When you pick up Rx, it becomes this awesome shiny hammer and everything starts looking like a rusty nail just waiting for you to bang in.
Personally, I think the biggest clue is in the name, reactive framework. Given a requirement, you need to reflect upon whether a reactive solution truly makes sense.
In any Rx proposition, you are looking to introduce one or more event streams and carry out some action in response to an event.
I think there are two key questions to ask:
- Are you in control of the event stream?
- To what degree must you complete responses at the rate of the event stream?
If you do not have control of the event stream and you must respond at the rate of the event stream then Rx is a good candidate.
In any other circumstance, it is probably a poor choice.
I have seen many examples where people have jumped through hoops to create the illusion of a lack of control in order to justify Rx - which seems crazy to me. Why give up the control that you have?
Some examples:
You have to extract data from a fixed list of files and store it in a database. You decide to push each file name into a subject and create a reactive pipeline that opens each file and projects the data, then processes the data in some way and finally writes it to the database.

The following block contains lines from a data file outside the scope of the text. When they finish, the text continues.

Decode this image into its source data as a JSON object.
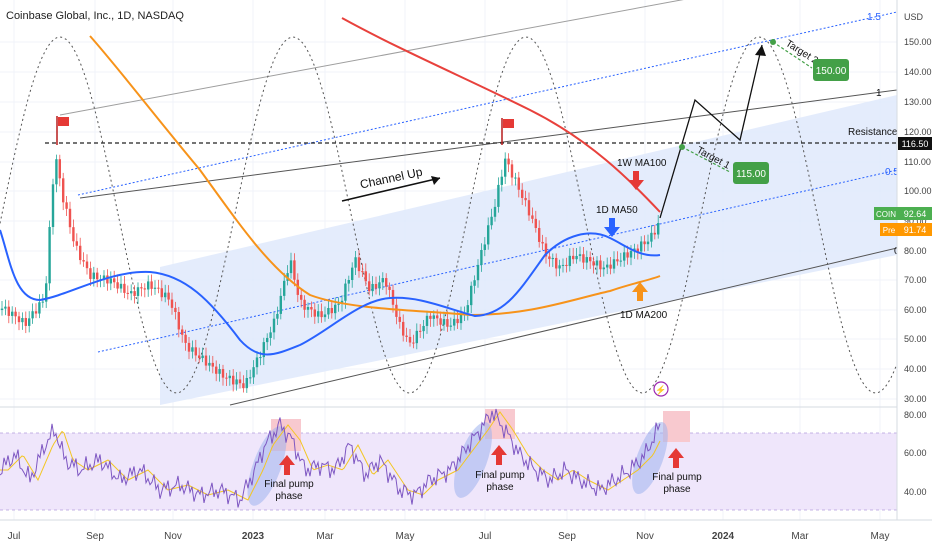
{
  "header": {
    "title": "Coinbase Global, Inc., 1D, NASDAQ"
  },
  "price_axis": {
    "currency": "USD",
    "ticks": [
      "150.00",
      "140.00",
      "130.00",
      "120.00",
      "110.00",
      "100.00",
      "90.00",
      "80.00",
      "70.00",
      "60.00",
      "50.00",
      "40.00",
      "30.00"
    ],
    "labels": {
      "resistance_value": "116.50",
      "coin_label": "COIN",
      "coin_value": "92.64",
      "pre_label": "Pre",
      "pre_value": "91.74"
    }
  },
  "rsi_axis": {
    "ticks": [
      "80.00",
      "60.00",
      "40.00"
    ]
  },
  "time_axis": {
    "labels": [
      "Jul",
      "Sep",
      "Nov",
      "2023",
      "Mar",
      "May",
      "Jul",
      "Sep",
      "Nov",
      "2024",
      "Mar",
      "May"
    ]
  },
  "fib_labels": {
    "level_1_5": "1.5",
    "level_1": "1",
    "level_0_5": "0.5",
    "level_0": "0"
  },
  "annotations": {
    "channel_up": "Channel Up",
    "resistance_1": "Resistance 1",
    "ma100_label": "1W MA100",
    "ma50_label": "1D MA50",
    "ma200_label": "1D MA200",
    "target_1": "Target 1",
    "target_1_value": "115.00",
    "target_2": "Target 2",
    "target_2_value": "150.00",
    "pump_label_1": "Final pump phase",
    "pump_label_2": "Final pump phase",
    "pump_label_3": "Final pump phase"
  },
  "colors": {
    "bull": "#26a69a",
    "bear": "#ef5350",
    "ma100": "#e8413c",
    "ma50": "#2962ff",
    "ma200": "#f7931a",
    "channel_fill": "#dfe9fb",
    "target_box": "#43a047",
    "rsi_line": "#7e57c2",
    "rsi_ma": "#f3c623",
    "pump_highlight": "#f8c9cf",
    "coin_badge": "#4caf50",
    "pre_badge": "#ff9800"
  },
  "chart_data": {
    "type": "candlestick",
    "symbol": "COIN",
    "timeframe": "1D",
    "price_range": [
      30,
      153
    ],
    "approx_closes": [
      {
        "date": "2022-07",
        "value": 55
      },
      {
        "date": "2022-08",
        "value": 95
      },
      {
        "date": "2022-09",
        "value": 70
      },
      {
        "date": "2022-10",
        "value": 65
      },
      {
        "date": "2022-11",
        "value": 48
      },
      {
        "date": "2022-12",
        "value": 35
      },
      {
        "date": "2023-01",
        "value": 58
      },
      {
        "date": "2023-02",
        "value": 75
      },
      {
        "date": "2023-03",
        "value": 65
      },
      {
        "date": "2023-04",
        "value": 60
      },
      {
        "date": "2023-05",
        "value": 55
      },
      {
        "date": "2023-06",
        "value": 75
      },
      {
        "date": "2023-07",
        "value": 105
      },
      {
        "date": "2023-08",
        "value": 85
      },
      {
        "date": "2023-09",
        "value": 78
      },
      {
        "date": "2023-10",
        "value": 75
      },
      {
        "date": "2023-11",
        "value": 92.64
      }
    ],
    "horizontal_levels": [
      {
        "name": "Resistance 1",
        "value": 116.5
      }
    ],
    "targets": [
      {
        "name": "Target 1",
        "value": 115.0
      },
      {
        "name": "Target 2",
        "value": 150.0
      }
    ],
    "last_price": 92.64,
    "premarket_price": 91.74,
    "rsi_range": [
      25,
      85
    ]
  }
}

This fails the control test and the rate test. It would be far easier to iterate over the files and pull them in and process them as fast as you can. The phrase "decide to push" is the giveaway here.
You need to display stock prices from a stock exchange.
Clearly this is a good choice for Rx. If you can't keep up with the rate of prices in general, you are screwed. It might be the case that you conflate prices (perhaps to provide an update only once every second) - but this still qualifies as keeping up. The one thing you can't do is ask the stock exchange to slow down.
These (real world) examples pretty much fall at opposite ends of the spectrum and don't have much grey area. But there is a lot of grey area out there where control isn't clear.
Sometimes you are wearing the client hat in a client/server system and it can be easy to fall into the trap of sacrificing control, or putting control in the wrong place - which can easily be fixed with correct design. Consider this:
A client application displays news updates from a server.
- News updates are submitted to the server at any time and are created in high volume.
- The client should be refreshed at an interval set by the client.
- Refresh interval can be changed at any time and the user can always request an immediate refresh.
- The client only shows updates tagged with particular keywords, as specified by the user.
- The news updates are sometimes lengthy and the client should not store the full content of news updates, but rather display the headline and summary.
- At user request, the full content of an article can be shown.
Here, the frequency of news updates is not in control of the client. But the desired refresh rate and the tags of interest are.
For the client to receive all the news updates as they arrive and filter them client side isn't going to work. But there are plenty of options:
- Should the server send a data stream of updates taking into account the client refresh rate? What if the client goes offline?
- What if there are thousands of clients? What if the client wants an immediate refresh?
There are lots of valid ways to tackle this problem that include more or less reactive elements. But any good solution should take account of the client's control of tags and desired refresh rate, and the lack of control of news update frequency (by client or server). You might want the server to react to changes in client interest by updating the events that it pushes to the client - which it pushes only as long as the client is listening (detected via a heartbeat). When the user wants a full article, then the client would pull the article down.
There is much debate in the Rx community about back-pressure. This is the idea that the client should inform the server when it is overloaded and the server respond by somehow reducing the event stream. I think this is a misguided approach that can lead to confusing designs.
To my mind, as soon as a client needs to give this feedback, it has failed the response rate test. At this point, you are not in a reactive situation, you are in an async enumerable situation. i.e. The client should be saying "I am ready" when it is ready for more and then waiting in a non-blocking fashion for server to respond.
This would be appropriate if the first scenario were modified to be files arriving in a drop-folder, of varying lengths and complexity to process. The client should make a non-blocking call for the next file, process it, and repeat. (Add parallelism as required) - and not be responding to a stream of file-arrived events.
Wrap up
I've deliberately avoided other valid concerns such as maintainability of code, performance of Rx itself etc. Most because they are addressed elsewhere and more importantly because I think the ideas here are more divisive than those concerns.
So if you reflect on the elements of control and response rate in your scenario you and will probably stay on the right track.
The response rate issue can be subtle - and the degree aspect is important. Arrival rate can fluctuate, and there is going to be some acceptable degree of fluctuation in response rate - clearly, if you don't ultimately have a way to "catch up" then at some point the client will blow up.